Il concetto di valore è stato l’argomento del workshop tenuto da Andrea Provaglio, unica sessione predefinita in agenda.
Per quanto sia bello il confronto tra product owner, il punto di vista di chi ha grande esperienza e grande visione sistemica offre nuove prospettive… di valore appunto.
Il workshop è stato una gradita novità per i partecipanti!

7. I giochi serali

Il post-cena è sempre ludico e anche quest’ultimo anno non è mancato il divertimento.
Protagonisti 9 product owner, i rispettivi team e i Lego trasformer.
Nonostante la mia performance discutibile e la scarsa conoscenza dimostrata sul dominio macchine e motori (papà perdomani!), il gioco mi ha dato la possibilità di sperimentare in un ambito differente le dinamiche di team, così come i punti di forza e di debolezza nell’esercizio del ruolo.
Il gioco apre ad interessanti riflessioni che maturano nei giorni successivi.
E’ un’ottima dimostrazione dell’orgoglio del fare squadra e della creatività di ognuno… per non parlare poi dei virtuosi del product canvas, degli elevator pitch e delle presentazioni multimediali da far invidia al Google I/O.

8. La location

Si tiene a Baratti (provincia di Livorno), in uno dei tratti più belli del litorale toscano. A pochi chilometri dalle tombe etrusche di Populonia e dagli imbarchi per l’isola d’Elba.
Se partecipate forse non avrete tempo di visitare i dintorni, ma potrete apprezzare il profumo delle pinete, l’ottimo vino e i cieli tersi anche durante i lavori.
La location è stata scelta apposta in centro Italia per consentire a tutti i partecipanti da nord, sud, est e ovest di raggiungere abbastanza agevolmente il Camp.

9. La community

E’ la mia terza volta al PO Camp.
Ricordo la prima volta che sono venuta qui.
Non sapevo cosa mi aspettava, non sapevo chi avrei trovato, conoscevo solo una persona e temevo di essere “un pesce fuor d’acqua”.
Alla cena del venerdì sera mi sentivo già “a casa”.
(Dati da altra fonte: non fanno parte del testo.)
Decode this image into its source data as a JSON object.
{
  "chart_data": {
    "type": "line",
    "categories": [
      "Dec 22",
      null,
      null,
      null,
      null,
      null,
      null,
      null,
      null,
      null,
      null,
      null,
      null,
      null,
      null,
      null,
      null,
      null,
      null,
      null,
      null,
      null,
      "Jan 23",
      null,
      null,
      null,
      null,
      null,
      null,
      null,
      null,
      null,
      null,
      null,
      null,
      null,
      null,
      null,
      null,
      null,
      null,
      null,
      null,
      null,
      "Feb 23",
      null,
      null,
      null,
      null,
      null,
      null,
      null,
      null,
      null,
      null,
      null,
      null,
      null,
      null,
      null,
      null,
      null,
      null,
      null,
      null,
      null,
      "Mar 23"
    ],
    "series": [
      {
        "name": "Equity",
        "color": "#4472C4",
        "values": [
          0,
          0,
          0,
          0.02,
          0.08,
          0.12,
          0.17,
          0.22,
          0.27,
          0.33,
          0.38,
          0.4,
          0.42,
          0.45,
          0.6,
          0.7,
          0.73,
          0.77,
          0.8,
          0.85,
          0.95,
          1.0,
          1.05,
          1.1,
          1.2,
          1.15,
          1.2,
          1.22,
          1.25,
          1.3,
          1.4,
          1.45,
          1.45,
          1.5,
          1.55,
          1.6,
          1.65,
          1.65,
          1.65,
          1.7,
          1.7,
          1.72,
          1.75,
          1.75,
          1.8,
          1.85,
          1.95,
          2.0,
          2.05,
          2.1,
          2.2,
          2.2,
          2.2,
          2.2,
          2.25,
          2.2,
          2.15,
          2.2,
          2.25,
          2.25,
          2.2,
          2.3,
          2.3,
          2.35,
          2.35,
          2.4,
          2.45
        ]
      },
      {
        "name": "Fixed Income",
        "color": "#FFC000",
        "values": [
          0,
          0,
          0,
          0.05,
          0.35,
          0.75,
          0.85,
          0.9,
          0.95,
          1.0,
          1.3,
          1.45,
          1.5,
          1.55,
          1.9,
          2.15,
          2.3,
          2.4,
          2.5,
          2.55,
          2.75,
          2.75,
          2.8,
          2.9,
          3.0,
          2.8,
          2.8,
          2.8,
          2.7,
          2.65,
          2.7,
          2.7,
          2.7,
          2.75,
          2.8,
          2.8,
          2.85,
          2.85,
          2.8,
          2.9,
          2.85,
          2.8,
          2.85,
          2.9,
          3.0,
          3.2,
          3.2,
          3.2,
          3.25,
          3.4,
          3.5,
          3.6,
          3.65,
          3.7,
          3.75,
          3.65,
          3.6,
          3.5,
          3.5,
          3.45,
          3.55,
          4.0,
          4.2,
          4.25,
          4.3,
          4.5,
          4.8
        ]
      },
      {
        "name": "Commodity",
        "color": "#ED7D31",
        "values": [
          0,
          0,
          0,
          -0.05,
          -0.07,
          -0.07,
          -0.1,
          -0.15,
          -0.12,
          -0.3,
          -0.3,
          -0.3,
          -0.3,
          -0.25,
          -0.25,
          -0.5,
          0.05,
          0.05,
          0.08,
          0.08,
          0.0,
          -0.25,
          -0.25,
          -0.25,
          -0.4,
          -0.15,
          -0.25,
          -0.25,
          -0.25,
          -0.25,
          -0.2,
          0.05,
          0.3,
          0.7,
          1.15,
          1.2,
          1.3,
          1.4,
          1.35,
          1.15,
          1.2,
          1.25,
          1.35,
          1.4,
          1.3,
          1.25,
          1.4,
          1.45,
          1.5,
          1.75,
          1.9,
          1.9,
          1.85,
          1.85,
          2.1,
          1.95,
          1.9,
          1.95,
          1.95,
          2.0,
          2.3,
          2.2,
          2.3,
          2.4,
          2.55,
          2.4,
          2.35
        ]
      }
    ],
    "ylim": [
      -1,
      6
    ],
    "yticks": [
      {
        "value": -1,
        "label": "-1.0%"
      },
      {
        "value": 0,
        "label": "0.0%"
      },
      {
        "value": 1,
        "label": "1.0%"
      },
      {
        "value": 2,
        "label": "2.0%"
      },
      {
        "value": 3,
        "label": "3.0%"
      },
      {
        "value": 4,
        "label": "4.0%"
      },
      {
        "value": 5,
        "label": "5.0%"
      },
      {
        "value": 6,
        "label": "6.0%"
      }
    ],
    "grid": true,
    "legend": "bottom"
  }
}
E’ bello condividere le proprie passioni con chi è entusiasta tanto quanto te.
Pensavo che avrei preso contatto con altri professionisti del settore, ho incontrato degli amici.
E oggi ci si ritrova qua e là ai convegni o su hangout e si riparte ogni volta da dove ci si era lasciati.
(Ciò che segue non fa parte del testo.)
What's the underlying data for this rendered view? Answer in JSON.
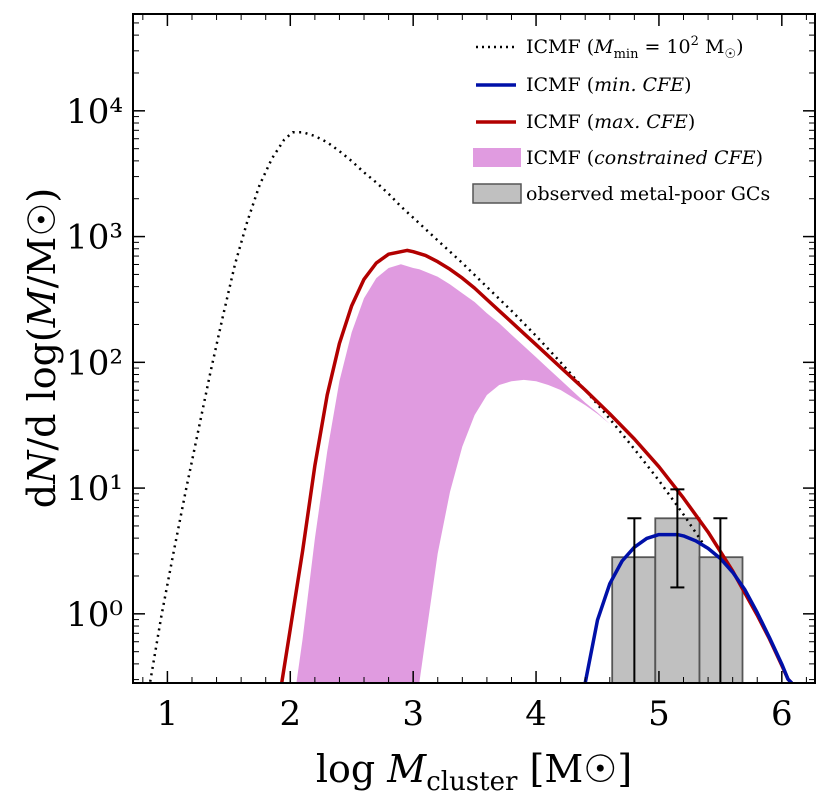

All’inizio eravamo quattro gatti, oggi abbiamo quasi raggiunto la dignità di una community.

10. Sapere di non sapere

Tutte le volte che si chiude il PO Camp vivo questa sensazione: un misto di entusiasmo e di terrore.
Da una parte l’esaltazione di aver partecipato a qualcosa di unico, in compagnia di persone di valore che hanno dedicato tempo ed energia a mettersi in gioco; dall’altra la consapevolezza di aver ancora tantissima strada da fare per diventare davvero un bravo Product Owner.

Il sapere di non sapere mi fa compagnia.